Confondere la previdenza obbligatoria di primo pilastro con quella complementare, facoltativa, di secondo pilastro sarebbe da irresponsabili ma la cosa veramente assurda è che la prima è priva di regole cogenti mentre la seconda vanta regole europee di primo livello.
Le Casse Professionali privatizzate gestiscono la previdenza dei Liberi Professionisti al posto dell’INPS.
Lo Stato ha l’obbligo (e non solo la semplice facoltà) di stabilire dei meccanismi di previdenza obbligatoria in base all’art. 38 della Cost., ma vi può provvedere in vari modi:
La maggior parte dei lavoratori è iscritta all’ Assicurazione Generale Obbligatoria (c.d. AGO) a carico dell’INPS, cui fanno riferimento:
– tutti i lavoratori dipendenti (pubblici e privati) nonché
– una parte dei lavoratori autonomi (artigiani, commercianti, ecc.).
Esiste poi il regime pensionistico alternativo (ma sempre obbligatorio), costituito dalle c.d. Casse di previdenza dei liberi professionisti, che sono formalmente enti di diritto privato (a differenza dell’INPS), ma di rilevanza pubblica.
Queste Casse Professionali privatizzate obbligatorie non vanno confuse con la c.d. previdenza complementare, che ha invece natura privata e aggiuntiva, e che costituisce il c.d. secondo pilastro della previdenza ed è regolata dal Decr.
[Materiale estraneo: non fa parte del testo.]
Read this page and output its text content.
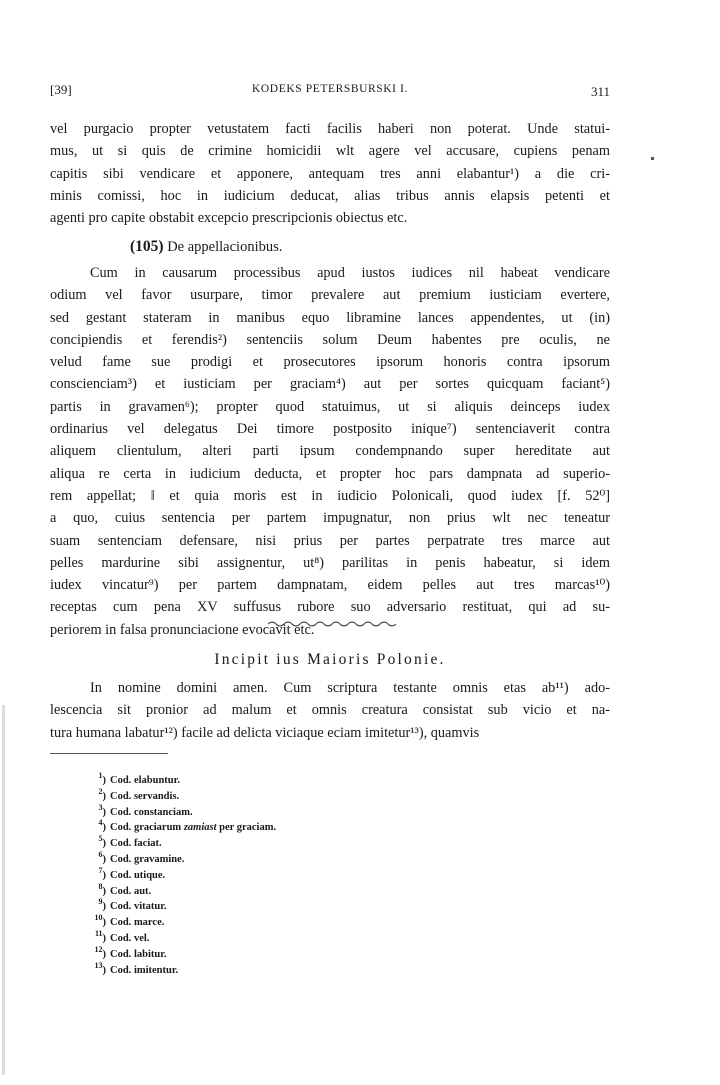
[39]	KODEKS PETERSBURSKI I.	311
vel purgacio propter vetustatem facti facilis haberi non poterat. Unde statui-
mus, ut si quis de crimine homicidii wlt agere vel accusare, cupiens penam
capitis sibi vendicare et apponere, antequam tres anni elabantur¹) a die cri-
minis comissi, hoc in iudicium deducat, alias tribus annis elapsis petenti et
agenti pro capite obstabit excepcio prescripcionis obiectus etc.
(105) De appellacionibus.
Cum in causarum processibus apud iustos iudices nil habeat vendicare
odium vel favor usurpare, timor prevalere aut premium iusticiam evertere,
sed gestant stateram in manibus equo libramine lances appendentes, ut (in)
concipiendis et ferendis²) sentenciis solum Deum habentes pre oculis, ne
velud fame sue prodigi et prosecutores ipsorum honoris contra ipsorum
conscienciam³) et iusticiam per graciam⁴) aut per sortes quicquam faciant⁵)
partis in gravamen⁶); propter quod statuimus, ut si aliquis deinceps iudex
ordinarius vel delegatus Dei timore postposito inique⁷) sentenciaverit contra
aliquem clientulum, alteri parti ipsum condempnando super hereditate aut
aliqua re certa in iudicium deducta, et propter hoc pars dampnata ad superio-
rem appellat; ‖ et quia moris est in iudicio Polonicali, quod iudex [f. 52⁰]
a quo, cuius sentencia per partem impugnatur, non prius wlt nec teneatur
suam sentenciam defensare, nisi prius per partes perpatrate tres marce aut
pelles mardurine sibi assignentur, ut⁸) parilitas in penis habeatur, si idem
iudex vincatur⁹) per partem dampnatam, eidem pelles aut tres marcas¹⁰)
receptas cum pena XV suffusus rubore suo adversario restituat, qui ad su-
periorem in falsa pronunciacione evocavit etc.
Incipit ius Maioris Polonie.
In nomine domini amen. Cum scriptura testante omnis etas ab¹¹) ado-
lescencia sit pronior ad malum et omnis creatura consistat sub vicio et na-
tura humana labatur¹²) facile ad delicta viciaque eciam imitetur¹³), quamvis
$^1$) Cod. elabuntur.
$^2$) Cod. servandis.
$^3$) Cod. constanciam.
$^4$) Cod. graciarum zamiast per graciam.
$^5$) Cod. faciat.
$^6$) Cod. gravamine.
$^7$) Cod. utique.
$^8$) Cod. aut.
$^9$) Cod. vitatur.
$^{10}$) Cod. marce.
$^{11}$) Cod. vel.
$^{12}$) Cod. labitur.
$^{13}$) Cod. imitentur.
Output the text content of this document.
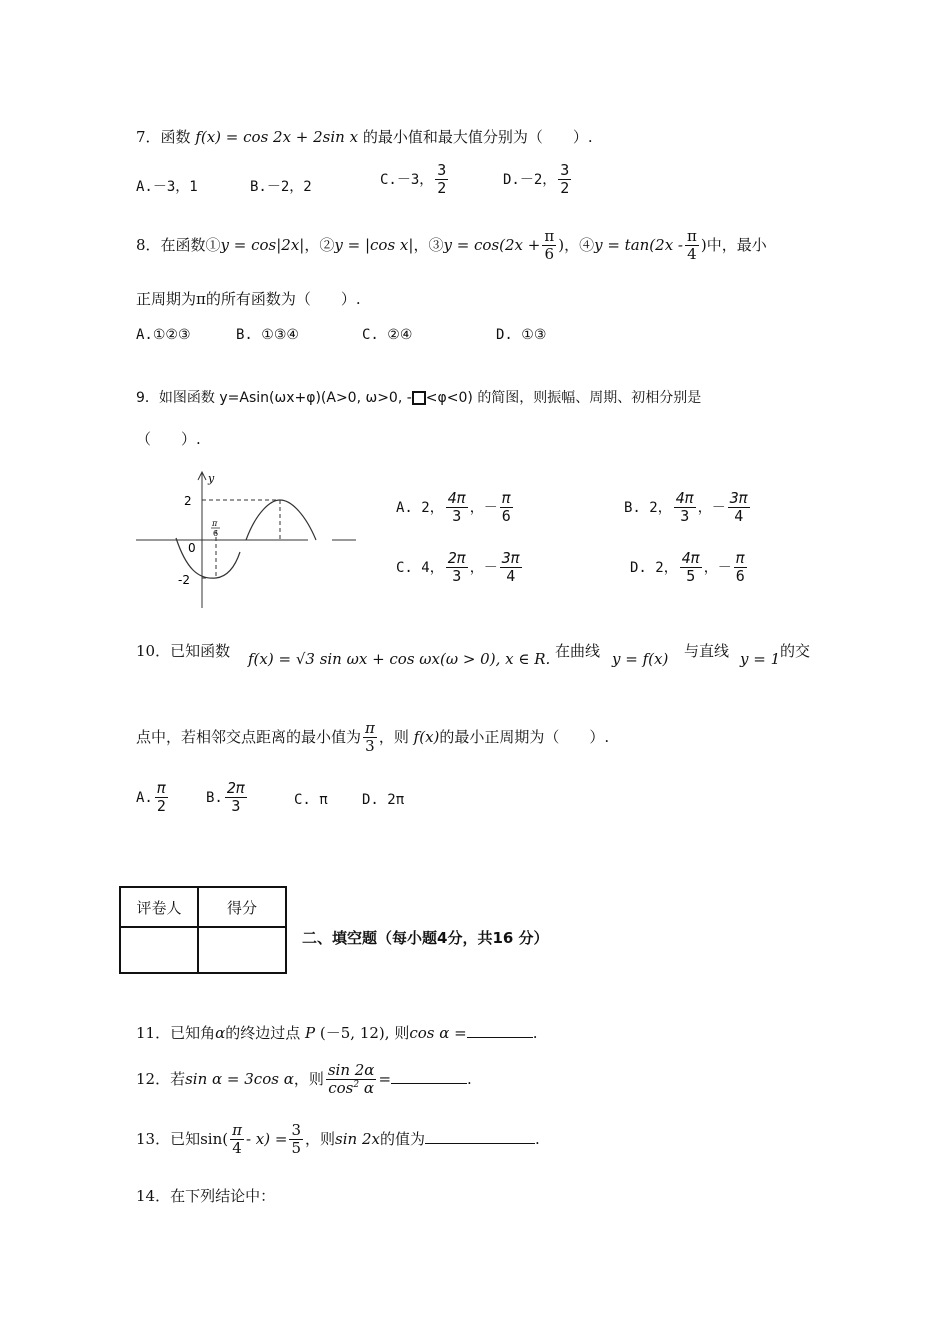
7．函数 f(x) = cos 2x + 2sin x 的最小值和最大值分别为（　　）.
A.－3，1	B.－2，2	C.－3， $\frac{3}{2}$	D.－2， $\frac{3}{2}$
8．在函数①y = cos|2x|，②y = |cos x|，③y = $\cos(2x + \frac{\pi}{6}$ )，④y = $\tan(2x - \frac{\pi}{4}$ )中，最小
正周期为π的所有函数为（　　）.
A.①②③	B. ①③④	C. ②④	D. ①③
9．如图函数 y=Asin(ωx+φ)(A>0, ω>0, - <φ<0) 的简图，则振幅、周期、初相分别是
（　　）.
y
2
0
-2
π
6
A. 2， $\frac{4\pi}{3}$ ，－ $\frac{\pi}{6}$	B. 2， $\frac{4\pi}{3}$ ，－ $\frac{3\pi}{4}$
C. 4， $\frac{2\pi}{3}$ ，－ $\frac{3\pi}{4}$	D. 2， $\frac{4\pi}{5}$ ，－ $\frac{\pi}{6}$
10．已知函数 f(x) = √3 sin ωx + cos ωx(ω > 0), x ∈ R. 在曲线 y = f(x) 与直线 y = 1 的交
点中，若相邻交点距离的最小值为 $\frac{\pi}{3}$ ，则 f(x)的最小正周期为（　　）.
A. $\frac{\pi}{2}$	B. $\frac{2\pi}{3}$	C. π D. 2π
评卷人	得分

二、填空题（每小题4分，共16 分）
11．已知角α的终边过点 P (－5, 12), 则cos α =	.
12．若sin α = 3cos α，则 $\frac{\sin 2\alpha}{\cos^2 \alpha}$ =	.
13．已知$\sin( \frac{\pi}{4} - x) = \frac{3}{5}$ ，则sin 2x的值为	.
14．在下列结论中：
Leg.vo del 2005 n. 252 (I principi generali delle Casse di Previdenza, di Michele Iacoviello, 14 febbraio 2021).
I professionisti si interroghino prima che sia troppo tardi.
Il problema è il lavoro e la sua retribuzione adeguata e quindi ogni sforzo dovrebbe essere indirizzato sul lavoro, dipendente ed autonomo!
Gli amministratori delle Casse di previdenza e assistenza sono responsabili per la valutazione della capacità delle Casse di continuare ad operare come entità in funzionamento in grado di assolvere alla loro mission che è quella di garantire previdenza e assistenza nel lungo periodo.